A cela s’ajoutait le fait que le vernis à l’huile de lin noircissait les icônes anciennes, dont on ne connaissait plus rien, puisqu’on en avait en plus oublié la technique et le contenu, sauvés par les vieux-croyants…
Ivan le Terrible qui était infiniment plus subtil que Pierre sur le plan culturel et même spirituel, révérait Dionysi et Andreï Roubliov, il avait même fondé une école, pour que leur style soit enseigné et transmis. Mais de Dionysi, une église seulement s’est conservée jusqu’à nos jours sur toutes celles qu’il avait peintes avec ses fils. C’est celle-ci, la dernière qu’il fit de sa vie, à 70 ans. Il l’a signée d’une prière sur le linteau d’une porte, afin que tous ceux qui entrent et la lisent prient pour le salut de son âme.
J’éprouve une immense sympathie pour Olga et Sacha, je dirais même que je reviendrais spécialement pour les voir, tant je les trouve fins et profonds, et d’une évidente et vaste bonté.
En fin de journée, Sacha Messerer m’a emmenée chez le potier Sergueï, dont les conditions de vie sont spartiates. C’est en effet chez lui un vrai capharnaüm. Il mange une fois par jour du pain avec un verre de lait, et il n’a pas de problèmes de poids. Il fume comme un sapeur, travaille tout le temps et fait de fort belles choses, il connaît très bien les spécificités locales, les coutumes. Je voulais lui acheter un pot, qui permet de cuire des bouillies idéales, mais il a voulu me l’offrir : «J’ai bien le droit de faire un cadeau à une Française une fois dans ma vie… » A ce cadeau, j’ai vu plus tard qu’il avait ajouté une écuelle de terre noire et un petit gobelet.  Il nous a emmenés voir un accordéoniste nommé Génia.
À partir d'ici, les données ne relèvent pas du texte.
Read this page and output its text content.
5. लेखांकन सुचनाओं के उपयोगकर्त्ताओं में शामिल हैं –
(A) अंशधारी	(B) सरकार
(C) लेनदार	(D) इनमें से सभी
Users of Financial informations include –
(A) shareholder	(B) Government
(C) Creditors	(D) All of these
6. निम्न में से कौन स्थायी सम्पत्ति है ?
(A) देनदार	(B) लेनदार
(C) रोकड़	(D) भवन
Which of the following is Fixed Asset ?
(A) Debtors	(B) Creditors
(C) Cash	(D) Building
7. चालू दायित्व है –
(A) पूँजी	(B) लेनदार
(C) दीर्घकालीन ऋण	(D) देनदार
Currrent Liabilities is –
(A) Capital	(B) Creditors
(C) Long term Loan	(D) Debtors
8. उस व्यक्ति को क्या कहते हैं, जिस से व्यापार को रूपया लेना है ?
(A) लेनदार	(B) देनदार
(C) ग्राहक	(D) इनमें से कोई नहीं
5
C’est un simple petit bonhomme très ouvert qui collectionne et répare les accordéons, et d’autres objets populaires. Sa maison était nickel, mais il a une femme qui s’occupe de lui. Même le jardin était impeccable. Il nous a expliqué des tas de choses sur les accordéons, et fait la démonstration de leur son.  « Avant la révolution, un paysan du coin nommé Ivan Razine, accordéoniste, qui ne voulait pas travailler comme « bourlak », haleur de péniche, s’est mis à fabriquer des accordéons pour les vendre, et on a bientôt compté dans la région plus de mille « artels » de fabricants d’accordéon. La révolution est arrivée et d’abord, les communistes nous ont « dékoulakisés », la famille Razine en premier, elle a été dispersée, des descendants de l’un d’eux sont venus me voir de Sibérie. Et les mille artels ont été dispersés également, c’est pourquoi tous les villages sont vides, par ici. Bon après, on pouvait s’embaucher dans les fabriques du gouvernement, mais on gagnait très peu, on avait le salaire d’un balayeur des rues, et on faisait de mauvais accordéons. Alors on s’est mis à en fabriquer et à en vendre en contrebande. Je fais partie d’un ensemble folklorique à Arkhangelsk, en réalité, j’avais trois travails, mais on ne m’en payait qu’un et demi.  Nous faisions tous des accordéons au noir et on nous faisait des contrôles surprise. Qu’est-ce que ça peut te foutre, je leur disais, comment je me distrais après mon travail, le travail, je le fais, non ? Un jour je suis allé chez un gars pour voir ses accordéons, j’arrive chez lui, rien nulle part. Je lui demande : « Mais où ils sont, tes instruments ?
- Pas de panique, je vais te les montrer. »
Il avait fait un faux mur, derrière lequel il les planquait ! Après, quand les communistes nous ont lâchés, on pouvait travailler ouvertement, seulement les gens n’avaient plus d’argent à nous donner !»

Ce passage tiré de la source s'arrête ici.